El mapa de destinos cambió significativamente. Si bien el impulso exportador se originó en la crisis sanitaria de China por la peste porcina africana en 2019, la recuperación de ese país modificó el panorama. Hoy, Filipinas concentra el 80% de las exportaciones del grupo, consolidándose como el principal mercado. «Es un país con alto consumo de productos grasos y subproductos, donde nuestras menudencias tienen gran aceptación», explica Giacosa.
En paralelo, China perdió protagonismo debido a la caída de precios, aunque sigue siendo un mercado estratégico a la espera de la firma de protocolos sanitarios que habiliten el ingreso de menudencias. «Ese acuerdo podría cambiar completamente el volumen y los precios de exportación», advierte. La cartera se completa con destinos en África —como República Democrática del Congo y Costa de Marfil—, otros mercados asiáticos como Vietnam y Hong Kong, y plazas emergentes como Georgia y Uruguay.
El diferencial del negocio exportador argentino radica en la valorización de productos con escasa demanda interna. Hígado, orejas, patas, papada o cuero son considerados «manjares» en mercados asiáticos y africanos, pero tienen bajo consumo en Argentina. «Exportamos principalmente menudencias y subproductos.
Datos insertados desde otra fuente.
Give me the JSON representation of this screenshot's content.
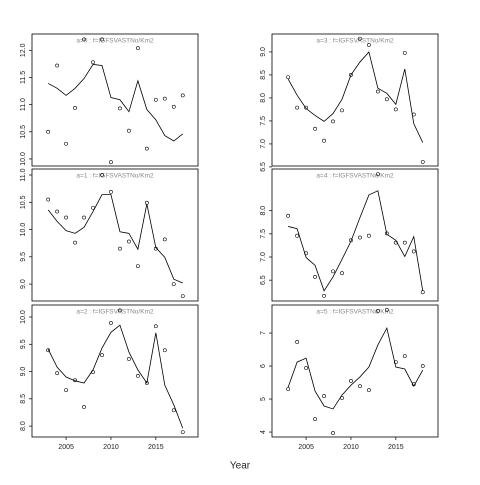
{
  "chart_data": [
    {
      "type": "scatter",
      "title": "a=0  :  f=IGFSVASTNo/Km2",
      "x": [
        2003,
        2004,
        2005,
        2006,
        2007,
        2008,
        2009,
        2010,
        2011,
        2012,
        2013,
        2014,
        2015,
        2016,
        2017,
        2018
      ],
      "values": [
        10.5,
        11.72,
        10.28,
        10.94,
        12.2,
        11.78,
        12.2,
        9.94,
        10.93,
        10.52,
        12.04,
        10.19,
        11.09,
        11.11,
        10.96,
        11.17
      ],
      "line_values": [
        11.39,
        11.3,
        11.17,
        11.3,
        11.48,
        11.74,
        11.72,
        11.13,
        11.09,
        10.87,
        11.44,
        10.91,
        10.72,
        10.43,
        10.33,
        10.46
      ],
      "xlim": [
        2001.2,
        2019.7
      ],
      "ylim": [
        9.87,
        12.3
      ],
      "yticks": [
        {
          "value": 10,
          "label": "10.0"
        },
        10.5,
        {
          "value": 11,
          "label": "11.0"
        },
        11.5,
        {
          "value": 12,
          "label": "12.0"
        }
      ]
    },
    {
      "type": "scatter",
      "title": "a=1  :  f=IGFSVASTNo/Km2",
      "x": [
        2003,
        2004,
        2005,
        2006,
        2007,
        2008,
        2009,
        2010,
        2011,
        2012,
        2013,
        2014,
        2015,
        2016,
        2017,
        2018
      ],
      "values": [
        10.55,
        10.33,
        10.22,
        9.76,
        10.22,
        10.4,
        11.0,
        10.69,
        9.65,
        9.78,
        9.33,
        10.49,
        9.65,
        9.82,
        9.0,
        8.78
      ],
      "line_values": [
        10.36,
        10.15,
        9.98,
        9.93,
        10.04,
        10.33,
        10.64,
        10.64,
        9.96,
        9.93,
        9.64,
        10.47,
        9.67,
        9.49,
        9.09,
        9.02
      ],
      "xlim": [
        2001.2,
        2019.7
      ],
      "ylim": [
        8.69,
        11.11
      ],
      "yticks": [
        {
          "value": 9,
          "label": "9.0"
        },
        9.5,
        {
          "value": 10,
          "label": "10.0"
        },
        10.5,
        {
          "value": 11,
          "label": "11.0"
        }
      ]
    },
    {
      "type": "scatter",
      "title": "a=2  :  f=IGFSVASTNo/Km2",
      "x": [
        2003,
        2004,
        2005,
        2006,
        2007,
        2008,
        2009,
        2010,
        2011,
        2012,
        2013,
        2014,
        2015,
        2016,
        2017,
        2018
      ],
      "values": [
        9.39,
        8.97,
        8.66,
        8.84,
        8.35,
        8.99,
        9.3,
        9.89,
        10.12,
        9.23,
        8.92,
        8.79,
        9.83,
        9.39,
        8.29,
        7.89
      ],
      "line_values": [
        9.41,
        9.08,
        8.9,
        8.83,
        8.79,
        9.03,
        9.43,
        9.72,
        9.85,
        9.36,
        9.03,
        8.79,
        9.71,
        8.75,
        8.39,
        7.96
      ],
      "xlim": [
        2001.2,
        2019.7
      ],
      "ylim": [
        7.8,
        10.22
      ],
      "xticks": [
        2005,
        2010,
        2015
      ],
      "yticks": [
        {
          "value": 8,
          "label": "8.0"
        },
        8.5,
        {
          "value": 9,
          "label": "9.0"
        },
        9.5,
        {
          "value": 10,
          "label": "10.0"
        }
      ]
    },
    {
      "type": "scatter",
      "title": "a=3  :  f=IGFSVASTNo/Km2",
      "x": [
        2003,
        2004,
        2005,
        2006,
        2007,
        2008,
        2009,
        2010,
        2011,
        2012,
        2013,
        2014,
        2015,
        2016,
        2017,
        2018
      ],
      "values": [
        8.45,
        7.79,
        7.79,
        7.33,
        7.07,
        7.49,
        7.73,
        8.5,
        9.29,
        9.15,
        8.14,
        7.97,
        7.75,
        8.98,
        7.64,
        6.61
      ],
      "line_values": [
        8.41,
        8.06,
        7.77,
        7.62,
        7.49,
        7.66,
        7.97,
        8.5,
        8.78,
        9.0,
        8.21,
        8.1,
        7.86,
        8.63,
        7.44,
        7.03
      ],
      "xlim": [
        2001.2,
        2019.7
      ],
      "ylim": [
        6.52,
        9.39
      ],
      "yticks": [
        6.5,
        {
          "value": 7,
          "label": "7.0"
        },
        7.5,
        {
          "value": 8,
          "label": "8.0"
        },
        8.5,
        {
          "value": 9,
          "label": "9.0"
        }
      ]
    },
    {
      "type": "scatter",
      "title": "a=4  :  f=IGFSVASTNo/Km2",
      "x": [
        2003,
        2004,
        2005,
        2006,
        2007,
        2008,
        2009,
        2010,
        2011,
        2012,
        2013,
        2014,
        2015,
        2016,
        2017,
        2018
      ],
      "values": [
        7.89,
        7.46,
        7.08,
        6.57,
        6.16,
        6.69,
        6.65,
        7.36,
        7.42,
        7.46,
        8.79,
        7.51,
        7.31,
        7.31,
        7.12,
        6.24
      ],
      "line_values": [
        7.66,
        7.61,
        6.99,
        6.82,
        6.27,
        6.57,
        6.95,
        7.34,
        7.85,
        8.34,
        8.43,
        7.49,
        7.36,
        7.01,
        7.44,
        6.27
      ],
      "xlim": [
        2001.2,
        2019.7
      ],
      "ylim": [
        6.05,
        8.9
      ],
      "yticks": [
        6.5,
        {
          "value": 7,
          "label": "7.0"
        },
        7.5,
        {
          "value": 8,
          "label": "8.0"
        }
      ]
    },
    {
      "type": "scatter",
      "title": "a=5  :  f=IGFSVASTNo/Km2",
      "x": [
        2003,
        2004,
        2005,
        2006,
        2007,
        2008,
        2009,
        2010,
        2011,
        2012,
        2013,
        2014,
        2015,
        2016,
        2017,
        2018
      ],
      "values": [
        5.3,
        6.73,
        5.94,
        4.39,
        5.09,
        3.97,
        5.03,
        5.55,
        5.39,
        5.27,
        7.67,
        7.7,
        6.12,
        6.3,
        5.45,
        6.0
      ],
      "line_values": [
        5.36,
        6.12,
        6.24,
        5.24,
        4.79,
        4.7,
        5.12,
        5.42,
        5.67,
        5.97,
        6.64,
        7.15,
        5.97,
        5.91,
        5.39,
        5.88
      ],
      "xlim": [
        2001.2,
        2019.7
      ],
      "ylim": [
        3.85,
        7.85
      ],
      "xticks": [
        2005,
        2010,
        2015
      ],
      "yticks": [
        4,
        5,
        6,
        7
      ]
    }
  ],
  "xlabel": "Year"
}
Los cortes de mayor valor hoy no son competitivos en precio y prácticamente no salen al exterior», señala Giacosa. La exportación de productos industrializados —como fiambres o salames— es aún más marginal, limitada por exigencias regulatorias de cada país.
Uno de los principales desafíos es la falta de competitividad. Mientras el mercado internacional paga alrededor de US$ 2.100 por tonelada de ciertos cortes, el costo argentino exige valores de entre US$ 3.500 y 3.700 para ser rentable. Esta diferencia deja al país fuera de competencia frente a jugadores como Brasil o Europa. A esto se suma un contexto macroeconómico que condiciona el negocio: tipo de cambio estable y una inflación que, si bien desacelera, aún impacta en los costos. «En algunos casos se exporta para sostener mercados, más que por rentabilidad, esperando mejores condiciones», reconoce Giacosa.
El comercio exterior porcino se caracteriza por una fuerte volatilidad. «No es un negocio cíclico ni previsible. Un mes podés exportar 20 contenedores y al siguiente uno solo», describe la ejecutiva. Las variaciones dependen de factores externos: precios internacionales, decisiones sanitarias, acuerdos comerciales y cambios en la demanda global.
En el plano local, el consumo de carne de cerdo muestra una expansión sostenida. En la última década, pasó de 8-9 kilos a más de 20 kilos por habitante al año, impulsado en gran parte por el encarecimiento de la carne vacuna. Sin embargo, este crecimiento no es homogéneo. Mientras la carne fresca gana terreno, los productos elaborados de mayor valor enfrentan un estancamiento. «El consumidor compra más al día y prioriza lo esencial, lo que afecta a los fiambres premium», explica Giacosa.
A pesar del contexto, el Grupo Piamontesa mantiene una estrategia activa de inversión. La modernización tecnológica —con maquinaria importada principalmente de Europa—, la mejora en bienestar animal y la eficiencia energética son ejes centrales. El objetivo, sin embargo, va más allá de la productividad: construir marca en el exterior. «Tenemos productos de excelente calidad a nivel internacional. Pero para lograr mejores precios, primero tenemos que ser conocidos», concluye Giacosa.